它们一个代表着 sqoop1，一个代表着sqoop2，它们功能性上的异同可简单归纳为以下几点，其余差异不在本文做过多的赘述。

功能	Sqoop 1	Sqoop 2
用于所有主要 RDBMS 的连接器	支持	不支持解决办法：使用已在以下数据库上执行测试的通用 JDBC 连接器： Microsoft SQL Server 、 PostgreSQL 、 MySQL 和 Oracle 。
Kerberos 安全集成	支持	不支持
数据从 RDBMS 传输至 Hive 或 HBase	支持	不支持解决办法：按照此两步方法操作。将数据从 RDBMS 导入 HDFS 在 Hive 中使用相应的工具和命令（例如 LOAD DATA 语句），手动将数据载入 Hive 或 HBase
数据从 Hive 或 HBase 传输至 RDBMS	不支持解决办法：按照此两步方法操作。
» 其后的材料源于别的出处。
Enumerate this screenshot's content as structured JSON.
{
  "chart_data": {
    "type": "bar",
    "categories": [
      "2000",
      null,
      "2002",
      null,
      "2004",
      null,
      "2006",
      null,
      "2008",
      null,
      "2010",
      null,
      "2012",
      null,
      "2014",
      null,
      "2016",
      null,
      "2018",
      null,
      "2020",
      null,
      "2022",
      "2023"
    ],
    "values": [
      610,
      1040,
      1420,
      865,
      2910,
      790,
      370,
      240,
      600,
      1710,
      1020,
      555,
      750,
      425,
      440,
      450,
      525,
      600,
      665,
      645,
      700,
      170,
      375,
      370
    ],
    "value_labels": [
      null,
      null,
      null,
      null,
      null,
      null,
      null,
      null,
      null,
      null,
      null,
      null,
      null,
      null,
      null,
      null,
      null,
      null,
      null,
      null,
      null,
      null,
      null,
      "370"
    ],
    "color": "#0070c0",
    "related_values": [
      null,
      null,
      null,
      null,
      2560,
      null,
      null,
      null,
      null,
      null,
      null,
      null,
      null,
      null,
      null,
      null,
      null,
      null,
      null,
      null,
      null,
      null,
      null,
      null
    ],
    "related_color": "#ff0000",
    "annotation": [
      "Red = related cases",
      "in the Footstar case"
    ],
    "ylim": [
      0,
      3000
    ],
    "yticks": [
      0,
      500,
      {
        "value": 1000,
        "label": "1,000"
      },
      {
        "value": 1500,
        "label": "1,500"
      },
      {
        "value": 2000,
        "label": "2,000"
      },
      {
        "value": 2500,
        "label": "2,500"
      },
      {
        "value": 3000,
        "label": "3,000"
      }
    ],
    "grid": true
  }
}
从 Hive 或 HBase 将数据提取至 HDFS （作为文本或 Avro 文件）使用 Sqoop 将上一步的输出导出至 RDBMS	不支持按照与 Sqoop 1 相同的解决方法操作

关于两者在其他方面的异同可以参考此文：Sqoop1和Sqoop2的刨析对比

出发

本文的背景环境为 sqoop 1.4.6

sqoop 的命令格式十分简单，只需要往上累加需要的参数即可

$ sqoop help
usage: sqoop COMMAND [ARGS]

Available commands:
  codegen            Generate code to interact with database records
  create-hive-table  Import a table definition into Hive
  eval               Evaluate a SQL statement and display the results
  export             Export an HDFS directory to a database table
  help               List available commands
  import             Import a table from a database to HDFS
  import-all-tables  Import tables from a database to HDFS
  import-mainframe   Import mainframe datasets to HDFS
  list-databases     List available databases on a server
  list-tables        List available tables in a database
  version            Display version information

See 'sqoop help COMMAND' for information on a specific command.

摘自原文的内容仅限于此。